Christina Mackie
If something is boring, said John Cage, make it so boring it becomes interesting. Christina Mackie's deceptively straightforward video and sound installation 3/2 wait (1998) seems to have taken Cage's credo to heart. Imagine standing by the side of a very ordinary, very busy road. For once, however, instead of being irritated, you're transfixed by the endless stream of traffic. It's one of those moments of awareness you could describe as either heightened or dislocated (depending on your mood), when the space around you dissolves and reassembles until your environment begins to reveal something more interesting than the sum of its parts. You keep your eyes low, so any kind of interaction with the drivers, or with other pedestrians, is out of the question. The noise is overwhelming and unfriendly, but the specific nature of your concentration allows you to move beyond the superficial trappings of frustration into a realm of detached observation.
Occasionally your gaze is transfixed by the tarmac, as speckled and pretty as an Olitski. Then it shifts, microscopically until it engages with the flash of light on moving metal. These are the images Mackie shows simultaneously on the two video screens. After a while it becomes apparent that the two are peculiarly and subtly disjointed, almost, but never quite the same. It's a viewing experience that feels a bit like how I imagine being trapped in an eternal, inviolable non-space might feel.
Surprisingly however, it's not so much an unbearable as a mesmerising experience.

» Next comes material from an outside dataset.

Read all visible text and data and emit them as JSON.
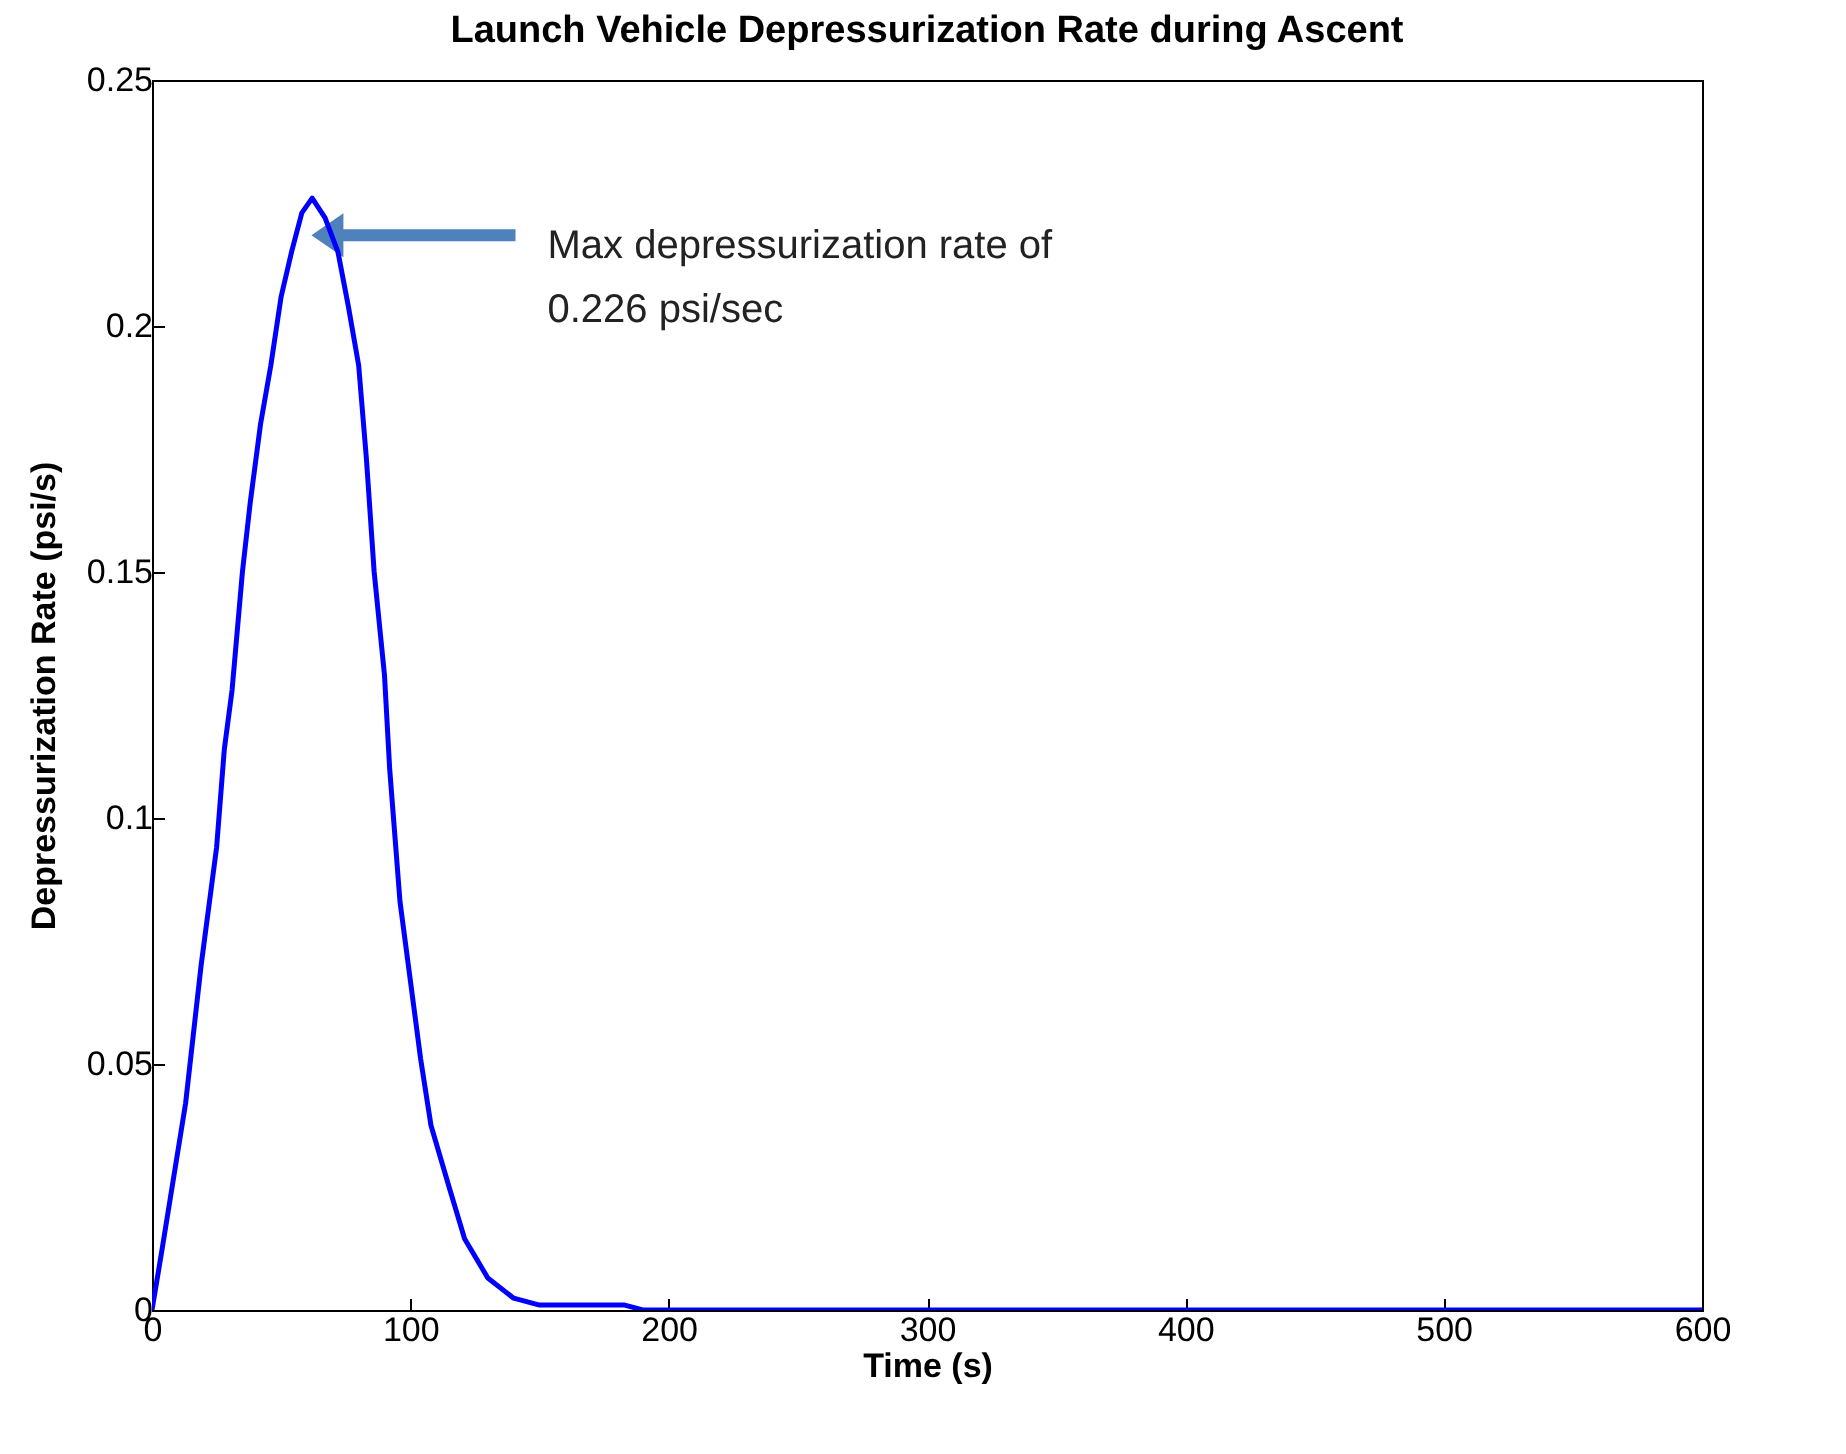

Perhaps it's because Mackie side-steps her subject's gloomier qualities to concentrate on its texture and rhythm, as if she's let her mind skip around the idea that maybe, inside all that visual and aural cacophony, there's a numb kind of beauty. She reinvents, or at least re-animates a moment of urban malaise by keeping both her own and the viewer's field of vision literally and metaphorically on edge. She doesn't allow your concentration to wander from the periphery - cars zoom into the frame with the staccato rhythm of a thousand edits, only to disappear just as nervously, leaving you with the sense that although the whole world seems to be well on their way to destinations you have no access to, at least the patterns they create whilst getting there are interesting. The three speakers fill the space with the sounds of infinite and distorted combinations of engines.
Perched on top of the monitors, a rather absurd transparent car phone occasionally rings. Alone in the gallery, it's hard not to feel that it's ringing for you. I didn't answer it, but apparently if you do, you hear someone hang up. If this is an aesthetics of alienation, it's an alienation tempered by a both a kind of resigned immersion and detachment within the structures that helped create that alienation in the first place. 3/2 wait appears to be not so much about an inability to interact with other human beings, as about how impenetrable the physical structures that surround us can appear, but also how, if looked at in a certain light or with a certain objective intensity they can be refigured into something more ambiguous and compelling than their more obvious delineation might suggest.